Ok guys, I know this must be pretty basic for but I am new to this section of physics. Anyway, my question is a two-part one, I guess:
1) Why does the spin number get only half integer values in fermions and integer values in bosons, mesons, etc.?
2) How do we conclude that the spin number is taking the values +1/2 and -1/2 in electrons (I mean mathematically)?

2. Jul 16, 2014

### Avodyne

1) The spin-statistics theorem of relativistic quantum field theory states that particles with integer spin must be bosons, and that particles with half-odd-integer spin must be fermions.

2) For a particle with position operator $\vec x$ and momentum operator $\vec p$, we can define an orbital angular momentum operator $\vec L = \vec x \times \vec p$. From the canonical commutation relation $[x_i,p_j]=i\hbar\delta_{ij}$, we can derive the commutation relation $[L_i,L_j]=i\hbar\varepsilon_{ijk}L_k$. We then postulate that, in addition to orbital angular momentum, a particle may have spin angular momentum.

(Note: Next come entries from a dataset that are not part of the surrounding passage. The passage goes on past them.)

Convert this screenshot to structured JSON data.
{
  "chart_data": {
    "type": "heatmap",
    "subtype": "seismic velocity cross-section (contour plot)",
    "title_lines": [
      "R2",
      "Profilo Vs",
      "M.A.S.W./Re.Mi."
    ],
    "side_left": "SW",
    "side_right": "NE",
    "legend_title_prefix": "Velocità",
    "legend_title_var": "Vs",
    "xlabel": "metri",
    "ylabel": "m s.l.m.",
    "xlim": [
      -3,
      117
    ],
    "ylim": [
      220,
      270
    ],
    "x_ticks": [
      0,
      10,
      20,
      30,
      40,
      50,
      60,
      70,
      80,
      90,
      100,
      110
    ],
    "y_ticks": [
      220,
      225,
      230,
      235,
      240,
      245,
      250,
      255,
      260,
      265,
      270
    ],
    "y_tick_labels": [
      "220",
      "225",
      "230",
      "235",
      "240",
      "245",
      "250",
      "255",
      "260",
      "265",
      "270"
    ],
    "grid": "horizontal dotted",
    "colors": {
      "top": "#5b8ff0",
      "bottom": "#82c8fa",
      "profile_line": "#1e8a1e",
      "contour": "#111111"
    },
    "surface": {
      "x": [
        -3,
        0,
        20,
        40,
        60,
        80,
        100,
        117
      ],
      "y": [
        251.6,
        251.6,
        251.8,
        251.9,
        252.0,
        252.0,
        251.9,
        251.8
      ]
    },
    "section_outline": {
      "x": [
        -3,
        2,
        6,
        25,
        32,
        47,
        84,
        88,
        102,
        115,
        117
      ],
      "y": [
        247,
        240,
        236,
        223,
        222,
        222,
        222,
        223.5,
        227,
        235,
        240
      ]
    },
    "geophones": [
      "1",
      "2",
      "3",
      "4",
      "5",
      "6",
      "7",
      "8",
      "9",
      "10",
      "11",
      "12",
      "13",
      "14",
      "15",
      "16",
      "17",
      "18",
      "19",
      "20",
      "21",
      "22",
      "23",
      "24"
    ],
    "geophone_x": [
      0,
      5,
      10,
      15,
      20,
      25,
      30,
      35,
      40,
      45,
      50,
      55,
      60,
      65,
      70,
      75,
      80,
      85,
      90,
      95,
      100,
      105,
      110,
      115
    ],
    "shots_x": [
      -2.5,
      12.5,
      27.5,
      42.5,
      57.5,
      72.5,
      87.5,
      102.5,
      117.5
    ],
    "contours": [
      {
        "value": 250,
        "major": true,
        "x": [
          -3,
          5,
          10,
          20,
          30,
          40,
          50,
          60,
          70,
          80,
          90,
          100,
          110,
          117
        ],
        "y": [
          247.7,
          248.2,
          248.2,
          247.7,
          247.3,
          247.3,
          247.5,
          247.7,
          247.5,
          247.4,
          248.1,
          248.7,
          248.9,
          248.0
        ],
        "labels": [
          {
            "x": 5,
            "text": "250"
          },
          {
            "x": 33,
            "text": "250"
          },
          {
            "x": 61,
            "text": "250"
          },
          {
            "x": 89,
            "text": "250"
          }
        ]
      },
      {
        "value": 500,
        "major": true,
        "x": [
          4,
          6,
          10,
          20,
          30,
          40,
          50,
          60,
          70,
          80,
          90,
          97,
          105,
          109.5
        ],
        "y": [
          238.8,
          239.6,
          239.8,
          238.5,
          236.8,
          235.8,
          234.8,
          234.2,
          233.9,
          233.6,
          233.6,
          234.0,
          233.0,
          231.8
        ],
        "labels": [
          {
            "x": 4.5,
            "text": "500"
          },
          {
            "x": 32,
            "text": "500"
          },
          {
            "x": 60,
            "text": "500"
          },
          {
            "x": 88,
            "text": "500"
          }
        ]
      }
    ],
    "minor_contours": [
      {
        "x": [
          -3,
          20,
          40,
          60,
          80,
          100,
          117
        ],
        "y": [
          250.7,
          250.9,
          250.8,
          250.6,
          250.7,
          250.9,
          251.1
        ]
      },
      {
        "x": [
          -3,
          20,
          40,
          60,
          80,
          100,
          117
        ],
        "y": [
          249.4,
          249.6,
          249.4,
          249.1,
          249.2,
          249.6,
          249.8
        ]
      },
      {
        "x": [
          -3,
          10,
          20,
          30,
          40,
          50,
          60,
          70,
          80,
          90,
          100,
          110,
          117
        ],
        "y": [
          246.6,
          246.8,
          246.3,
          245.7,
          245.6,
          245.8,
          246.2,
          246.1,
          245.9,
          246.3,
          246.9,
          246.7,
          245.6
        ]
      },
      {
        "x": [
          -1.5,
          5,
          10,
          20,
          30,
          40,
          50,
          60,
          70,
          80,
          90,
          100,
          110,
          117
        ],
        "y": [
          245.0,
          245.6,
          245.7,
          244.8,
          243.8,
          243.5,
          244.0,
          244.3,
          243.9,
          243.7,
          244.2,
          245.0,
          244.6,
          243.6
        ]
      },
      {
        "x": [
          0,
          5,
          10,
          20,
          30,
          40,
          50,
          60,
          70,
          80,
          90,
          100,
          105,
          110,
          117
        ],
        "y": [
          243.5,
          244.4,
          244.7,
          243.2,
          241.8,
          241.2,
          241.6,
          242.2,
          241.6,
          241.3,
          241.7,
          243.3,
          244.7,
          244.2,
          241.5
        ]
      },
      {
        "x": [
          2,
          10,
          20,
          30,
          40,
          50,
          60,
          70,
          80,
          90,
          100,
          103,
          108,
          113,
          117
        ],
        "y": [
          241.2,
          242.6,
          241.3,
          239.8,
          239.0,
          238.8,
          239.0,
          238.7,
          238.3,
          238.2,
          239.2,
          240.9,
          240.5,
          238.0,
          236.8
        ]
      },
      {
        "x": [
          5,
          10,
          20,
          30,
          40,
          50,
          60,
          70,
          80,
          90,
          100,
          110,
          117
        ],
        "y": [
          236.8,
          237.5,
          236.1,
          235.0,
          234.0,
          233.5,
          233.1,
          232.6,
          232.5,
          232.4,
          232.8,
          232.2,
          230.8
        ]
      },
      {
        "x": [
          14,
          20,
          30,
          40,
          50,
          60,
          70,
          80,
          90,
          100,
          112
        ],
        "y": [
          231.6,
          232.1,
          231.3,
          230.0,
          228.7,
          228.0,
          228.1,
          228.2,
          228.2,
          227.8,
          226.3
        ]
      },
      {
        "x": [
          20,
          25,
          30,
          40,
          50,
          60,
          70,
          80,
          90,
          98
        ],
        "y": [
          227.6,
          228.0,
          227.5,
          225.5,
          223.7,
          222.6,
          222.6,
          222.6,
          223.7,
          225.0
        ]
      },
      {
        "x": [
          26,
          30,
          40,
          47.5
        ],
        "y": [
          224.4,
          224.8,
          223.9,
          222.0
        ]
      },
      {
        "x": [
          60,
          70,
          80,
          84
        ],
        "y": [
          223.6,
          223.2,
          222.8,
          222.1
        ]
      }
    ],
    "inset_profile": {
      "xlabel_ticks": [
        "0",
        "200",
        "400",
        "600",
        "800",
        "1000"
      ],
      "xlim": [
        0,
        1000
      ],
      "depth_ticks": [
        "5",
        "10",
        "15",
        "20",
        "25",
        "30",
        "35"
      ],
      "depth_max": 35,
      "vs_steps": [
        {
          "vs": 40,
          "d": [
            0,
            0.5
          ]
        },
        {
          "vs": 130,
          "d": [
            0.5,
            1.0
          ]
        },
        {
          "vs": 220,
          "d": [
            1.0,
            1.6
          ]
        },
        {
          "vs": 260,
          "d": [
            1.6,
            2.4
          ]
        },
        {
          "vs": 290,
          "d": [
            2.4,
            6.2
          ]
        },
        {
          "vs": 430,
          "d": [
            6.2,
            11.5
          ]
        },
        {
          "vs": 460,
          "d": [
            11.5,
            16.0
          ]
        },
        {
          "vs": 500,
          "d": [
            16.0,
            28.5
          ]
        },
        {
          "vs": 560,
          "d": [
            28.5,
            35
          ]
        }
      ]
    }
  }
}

This involves an additional operator $\vec S$ with commutation relations $[S_i,S_j]=i\hbar\varepsilon_{ijk}S_k$. It is then possible to prove mathematically that the eigenvalues of ${\vec S}{}^2$ are $s(s+1)\hbar^2$ where the allowed values of $s$ are $0,1/2,1,3/2,2,\ldots$. It is then an empirical fact that $s=1/2$ for electrons.

In relativistic quantum field theory, each type of particle arises as an excitation of a particular field. How the fields transform under the Lorentz group determines the spin of the corresponding particle.

Last edited: Jul 16, 2014